Póde até certo ponto comprehender-se que uma bandeira vermelha, batendo o ar desfraldada, lembrando arrogantemente a insurreição, possa irritar a bilis de uma policia bem organisada; mas onde está o crime de uma pobre corôa de perpetuas tingidas de vermelho?

Porque, como muito nitidamente o explicou o snr. Andrieus, prefeito de policia, o que offendeu a Republica e a Ordem foi a imprudencia d'aquelle escarlate! Se as perpetuas fôssem amarellas, a Republica teria generosamente permittido a manifestação saudosa...

Logicamente, pois, uma rapariga que passe no boulevard com duas rosas vermelhas ao peito, deve ser arrastada deante de um conselho de guerra. A papoila torna-se um delicto; e o rubor de uma face casta é offensa á constituição.

Quando o snr. prefeito da policia corta o seu dedo augusto com o seu canivete official, que deve fazer em presença do escandalo do seu sangue vermelho? Algemar-se a si mesmo, e a si proprio arremessar-se á palha humida das masmorras. Mas o verdadeiro culpado é o bom Deus que prodigalisa o escarlate e as suas gradações nas flôres, nas nuvens, e, se nos não mente a Biblia, até nas tunicas dos seus seraphins! Ao carcere o bom Deus!

Esta extravagancia do chefe da policia é melancolica!

Na Inglaterra reunem-se em Hyde-Park, quinze, vinte mil pessoas em meeting com toda a sorte de emblemas, estandartes e charangas, todas as côres que a Providencia fez e ainda todas as que a industria inventou; declama-se, uivam-se cantos sagrados e impios, atira-se velha hortaliça á face dos oradores, absorvem-se pipas de cerveja, e a formidavel policia ingleza, de braços cruzados, sorri com bonhomia á orgia civica. É que todas estas vociferações e todas essas côres deixam as instituições tão intactas e tão firmes como os velhos robles d'Hyde-Park; e, finda a hora do meeting, a grande massa dispersa com um socego de fim de missa. Em França um grupo de homens vae em silencio depôr, sobre uma campa, flôres de melancolia, e tudo treme, n'um receio que a forte republica do snr. Gambetta cambaleie ferida no coração!

Realmente, Caligula e Carlos IX fazem ás vezes saudades...

Era Alfredo de Musset que dizia nas suas patheticas estancias á Malibran que, em França, quinze dias fazem de uma morte recente uma antiga novidade. Talvez, quando é a Malibran que morre: quer dizer, um gorgeio de ave que se perde na noite. Mas, se o que desapparece se chama Gustavo Flaubert e é o auctor da Madame Bovary e da Educação Sentimental—quinze dias ou quinze annos pódem passar sobre essa perda sem que a dôr envelheça: sobretudo quando se pensa que esse poderoso artista, um dos maiores d'este seculo, nos é estupidamente arrebatado no espaço de uma hora, por uma apoplexia, em plena força creadora, na vespera de terminar um livro supremo em que puzera dez annos de trabalho, o melhor do seu genio, e a sabia experiencia de uma vida inteira.
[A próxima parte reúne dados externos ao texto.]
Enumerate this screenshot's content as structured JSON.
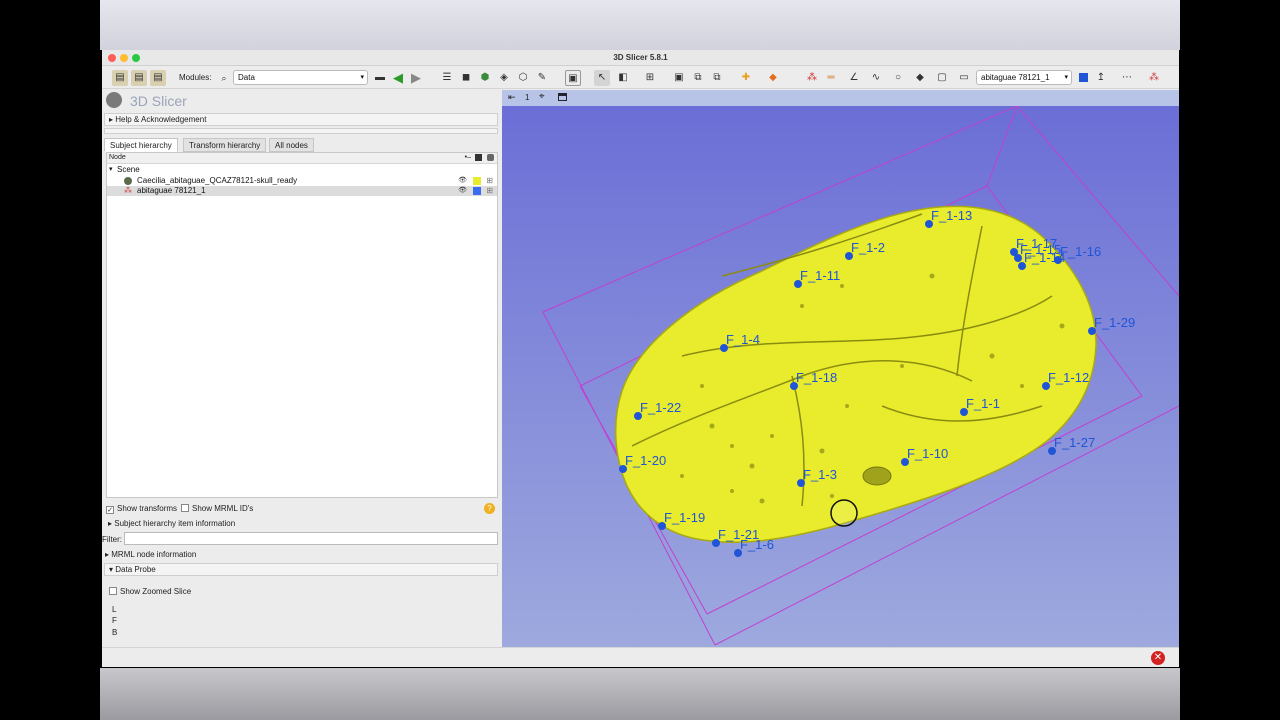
{
  "window": {
    "title": "3D Slicer 5.8.1"
  },
  "toolbar": {
    "modules_label": "Modules:",
    "module_selected": "Data",
    "node_selector": "abitaguae 78121_1"
  },
  "app": {
    "name": "3D Slicer"
  },
  "sections": {
    "help": "Help & Acknowledgement",
    "subject_item_info": "Subject hierarchy item information",
    "mrml_info": "MRML node information",
    "data_probe": "Data Probe"
  },
  "tabs": [
    "Subject hierarchy",
    "Transform hierarchy",
    "All nodes"
  ],
  "tree": {
    "header": "Node",
    "scene": "Scene",
    "rows": [
      {
        "name": "Caecilia_abitaguae_QCAZ78121-skull_ready",
        "color": "#e8ec2c"
      },
      {
        "name": "abitaguae 78121_1",
        "color": "#3b6cf0"
      }
    ]
  },
  "options": {
    "show_transforms": "Show transforms",
    "show_mrml_ids": "Show MRML ID's",
    "filter_label": "Filter:",
    "show_zoomed_slice": "Show Zoomed Slice"
  },
  "probe": {
    "lines": [
      "L",
      "F",
      "B"
    ]
  },
  "view": {
    "number": "1"
  },
  "landmarks": [
    {
      "label": "F_1-13"
    },
    {
      "label": "F_1-2"
    },
    {
      "label": "F_1-11"
    },
    {
      "label": "F_1-17"
    },
    {
      "label": "F_1-15"
    },
    {
      "label": "F_1-16"
    },
    {
      "label": "F_1-14"
    },
    {
      "label": "F_1-29"
    },
    {
      "label": "F_1-4"
    },
    {
      "label": "F_1-18"
    },
    {
      "label": "F_1-12"
    },
    {
      "label": "F_1-22"
    },
    {
      "label": "F_1-1"
    },
    {
      "label": "F_1-27"
    },
    {
      "label": "F_1-10"
    },
    {
      "label": "F_1-20"
    },
    {
      "label": "F_1-3"
    },
    {
      "label": "F_1-19"
    },
    {
      "label": "F_1-21"
    },
    {
      "label": "F_1-6"
    }
  ],
  "colors": {
    "model": "#e8ec2c",
    "landmark": "#1f55d6",
    "box": "#c040d0"
  }
}
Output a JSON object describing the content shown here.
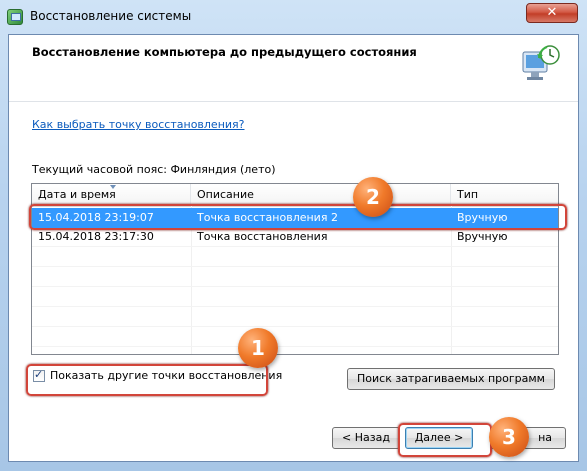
{
  "window": {
    "title": "Восстановление системы",
    "close_glyph": "✕"
  },
  "header": {
    "heading": "Восстановление компьютера до предыдущего состояния",
    "icon": "system-restore-icon"
  },
  "help_link": "Как выбрать точку восстановления?",
  "timezone_label": "Текущий часовой пояс: Финляндия (лето)",
  "table": {
    "columns": [
      "Дата и время",
      "Описание",
      "Тип"
    ],
    "rows": [
      {
        "date": "15.04.2018 23:19:07",
        "description": "Точка восстановления 2",
        "type": "Вручную",
        "selected": true
      },
      {
        "date": "15.04.2018 23:17:30",
        "description": "Точка восстановления",
        "type": "Вручную",
        "selected": false
      }
    ]
  },
  "show_more_checkbox": {
    "label": "Показать другие точки восстановления",
    "checked": true
  },
  "buttons": {
    "scan": "Поиск затрагиваемых программ",
    "back": "< Назад",
    "next": "Далее >",
    "cancel": "на"
  },
  "annotations": {
    "badge1": "1",
    "badge2": "2",
    "badge3": "3",
    "highlight_color": "#d2453a",
    "badge_color": "#f07a2a"
  }
}
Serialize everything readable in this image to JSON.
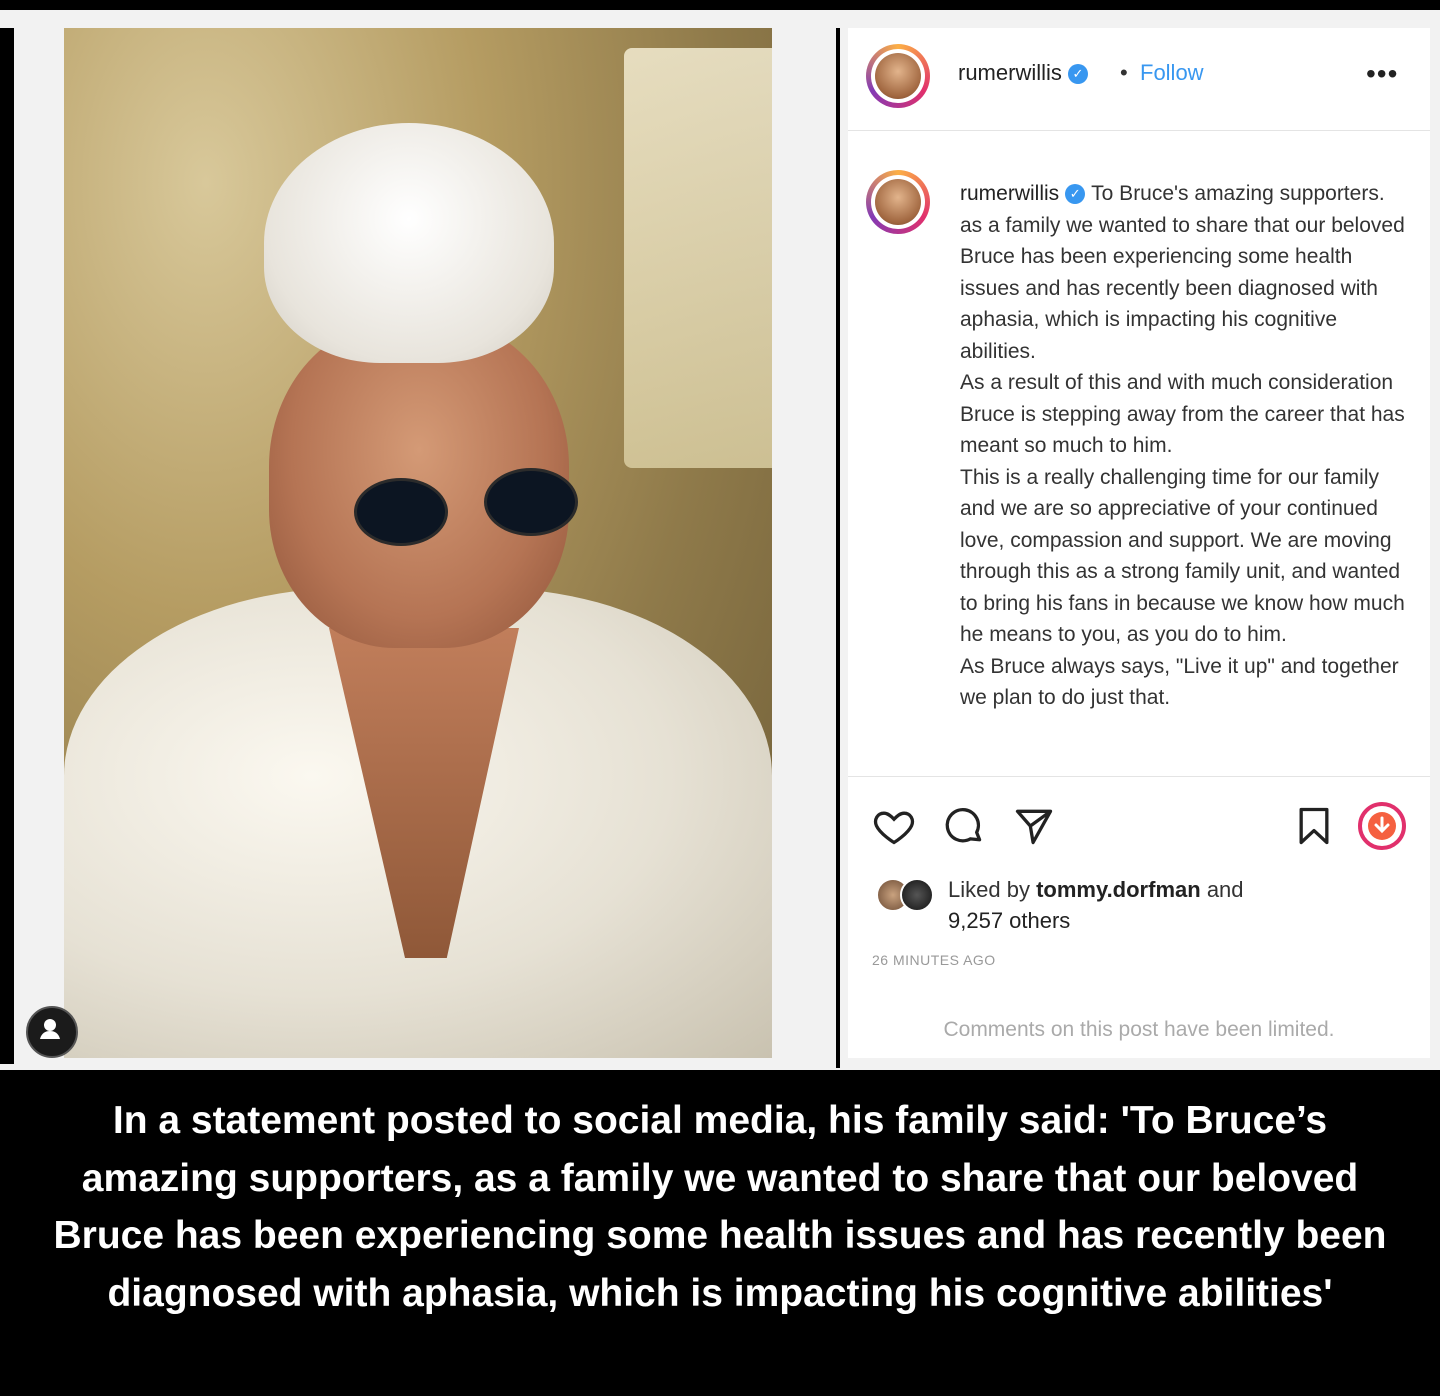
{
  "post": {
    "username": "rumerwillis",
    "separator": "•",
    "follow_label": "Follow",
    "more_label": "•••",
    "caption": "To Bruce's amazing supporters. as a family we wanted to share that our beloved Bruce has been experiencing some health issues and has recently been diagnosed with aphasia, which is impacting his cognitive abilities.\nAs a result of this and with much consideration Bruce is stepping away from the career that has meant so much to him.\nThis is a really challenging time for our family and we are so appreciative of your continued love, compassion and support. We are moving through this as a strong family unit, and wanted to bring his fans in because we know how much he means to you, as you do to him.\nAs Bruce always says, \"Live it up\" and together we plan to do just that.",
    "likes_prefix": "Liked by",
    "liked_by_user": "tommy.dorfman",
    "likes_and": "and",
    "likes_others": "9,257 others",
    "timestamp": "26 MINUTES AGO",
    "comments_limited": "Comments on this post have been limited."
  },
  "icons": [
    "heart-icon",
    "comment-icon",
    "share-icon",
    "bookmark-icon",
    "download-icon",
    "verified-icon",
    "profile-icon"
  ],
  "colors": {
    "link": "#3897f0",
    "verified": "#3897f0",
    "download_ring": "#e1306c"
  },
  "article_caption": "In a statement posted to social media, his family said: 'To Bruce’s amazing supporters, as a family we wanted to share that our beloved Bruce has been experiencing some health issues and has recently been diagnosed with aphasia, which is impacting his cognitive abilities'"
}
Não é para esta chronica o estudar Gustavo Flaubert. Só direi que a sua alta gloria consistira em ter sido um dos primeiros a dar á arte contemporanea a sua verdadeira base, desprendendo-a das concepções idealistas do romantismo, apoiando-a toda sobre a observação, a realidade social e os conhecimentos humanos que a vida offerece. Ninguem jámais penetrou com tanta sagacidade e precisão os motivos complexos e intimos da acção humana, o subtil mechanismo das paixões, o jogo dos temperamentos no meio social; e ninguem marcou tão vasta e penetrante analyse n'uma forma mais viva, mais pura e mais forte.

As suas creações—Mme Bovary, Homais o pharmaceutico, Leão, Frederico, Mme Arnoux, pelo poder de vitalidade que elle lhés imprimiu, participam de uma existencia tão real, quasi tão tangivel como a nossa. Quando o seu enterro em Rouen, passava junto ao Sena, defronte de uma das lindas ilhas que alli verdejam, os que o acompanhavam paravam um momento a olhar, a mostrar-se o sitio na fresca ilha em que Mme Bovary passeava com Leão, como se estivessem vendo por entre a folhagem dos choupos a sua figura nervosa e ligeira, e o vestido de merino claro que ella levava aos rendez-vous.